From that first image, I imagined the events that led to that scene, and what may come after. I lost my father nearly ten years ago, and so, inevitably, the book became a story of love between a father and son. In the narrative of We Were Wolves, however, this love is complicated by unprocessed trauma, the attractive lure of personal mythology, and essentially the mystery at the heart of most families – Who are our parents? What makes them tick? What were their lives like before we arrived? Those of us who are lucky enough to know our parents, will in all likelihood only come close to understanding these mysteries later in life, if we ever do. When a parent has mental health issues, however, such mysteries can become impossible to untangle.
In We Were Wolves, these mysteries are represented by the mythological creatures John, the father, celebrates and mourns.
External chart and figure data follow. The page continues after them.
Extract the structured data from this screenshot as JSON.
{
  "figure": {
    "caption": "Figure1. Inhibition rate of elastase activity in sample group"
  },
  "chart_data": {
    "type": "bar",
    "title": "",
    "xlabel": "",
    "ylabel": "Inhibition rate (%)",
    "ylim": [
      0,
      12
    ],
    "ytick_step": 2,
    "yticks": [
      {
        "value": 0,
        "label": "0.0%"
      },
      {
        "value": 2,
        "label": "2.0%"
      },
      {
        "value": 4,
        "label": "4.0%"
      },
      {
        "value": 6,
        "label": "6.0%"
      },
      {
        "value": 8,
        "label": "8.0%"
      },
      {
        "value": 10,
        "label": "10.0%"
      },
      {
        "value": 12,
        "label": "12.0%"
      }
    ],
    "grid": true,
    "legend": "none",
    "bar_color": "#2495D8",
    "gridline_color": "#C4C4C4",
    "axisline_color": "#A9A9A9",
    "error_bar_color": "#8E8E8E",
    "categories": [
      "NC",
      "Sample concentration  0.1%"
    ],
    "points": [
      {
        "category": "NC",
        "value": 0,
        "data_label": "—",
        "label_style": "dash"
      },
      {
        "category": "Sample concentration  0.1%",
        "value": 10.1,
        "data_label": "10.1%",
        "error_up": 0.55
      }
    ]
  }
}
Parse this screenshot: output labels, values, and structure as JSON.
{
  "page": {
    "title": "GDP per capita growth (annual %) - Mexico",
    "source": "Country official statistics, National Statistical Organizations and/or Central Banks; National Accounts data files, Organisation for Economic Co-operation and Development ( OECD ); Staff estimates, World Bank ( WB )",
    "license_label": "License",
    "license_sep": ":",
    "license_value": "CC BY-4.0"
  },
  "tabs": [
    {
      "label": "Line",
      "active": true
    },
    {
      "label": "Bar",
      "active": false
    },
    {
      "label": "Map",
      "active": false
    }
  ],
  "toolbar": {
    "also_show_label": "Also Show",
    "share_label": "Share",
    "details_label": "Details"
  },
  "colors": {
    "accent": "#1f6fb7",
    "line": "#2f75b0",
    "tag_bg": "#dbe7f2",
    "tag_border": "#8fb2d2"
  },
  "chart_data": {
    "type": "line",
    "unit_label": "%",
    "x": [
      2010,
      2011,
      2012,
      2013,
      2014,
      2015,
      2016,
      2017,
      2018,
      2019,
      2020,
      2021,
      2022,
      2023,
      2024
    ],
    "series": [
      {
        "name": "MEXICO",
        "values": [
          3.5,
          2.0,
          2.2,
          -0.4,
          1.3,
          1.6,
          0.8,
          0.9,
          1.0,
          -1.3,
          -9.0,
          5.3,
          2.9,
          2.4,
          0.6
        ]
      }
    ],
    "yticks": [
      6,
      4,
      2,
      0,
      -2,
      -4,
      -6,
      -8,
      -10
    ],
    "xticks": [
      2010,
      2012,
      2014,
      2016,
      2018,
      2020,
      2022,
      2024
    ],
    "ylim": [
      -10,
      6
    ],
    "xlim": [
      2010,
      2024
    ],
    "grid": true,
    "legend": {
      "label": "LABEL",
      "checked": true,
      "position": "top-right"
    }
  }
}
His mythology is intricate, complex, colourful and intoxicating enough to draw his son – the unnamed boy of the book – into his world, until he, too, is close to being lost. The animals of John’s imagination are based on species destroyed by the expanse of human civilization or directly wiped out by hunting, and then forgotten by the modern world. Rather than trying to hold to the more realistic concept of how they would have appeared, I illustrated John’s visions of them – visions he passed on to the unnamed boy of the book. The bison is enormous, by turns glorious and terrifying, passive and violent. The deer stag, proud and elegant, and bearing the impossibly tall and elaborate antlers that would eventually lead to its extinction. And, of course, there are the wolves, who once were wild in Britain, but no more.
I wanted the wolves to be ghostly, supernatural creatures, embodiments of human spirit rather than real animals. They are the souls of John and Boy, and appear in times of indecision, before choices are to be made that will lead either to the Gold and Stars John daydreams about or an inevitable tragedy. The illustrations came organically, without much planning and without my usual protracted rough drawing stages, because I wanted a sense of spontaneity, of energy and movement to remain in the final artwork. The landscape, too, in my mind, became a character – yet another version of John and his frustrated and reckless spirit, his wildness. A maze of trees, in which he becomes lost, whilst also providing him protection from the outside world and its pressures. But only for so long. In an effort to give it depth of character, I gave as much attention to the textures of trees as I did to the wolves or to John and Boy themselves.
The illustrations began with pencil drawings and scanned ink drawings, which were then built up with handmade textures, making the image denser and more complex, before slowly cutting back detail and shadow until the original image emerged again. Black and white illustrations have always been very important to me, and in We Were Wolves, I mixed my traditional crosshatch way of working with the techniques I’d developed from painting, providing the images with the strongest elements of both disciplines, and – hopefully - depicting the world with all the precision and ambiguity of John and Boy’s dreams.
We Were Wolves – Written and illustrated by Jason Cockcroft.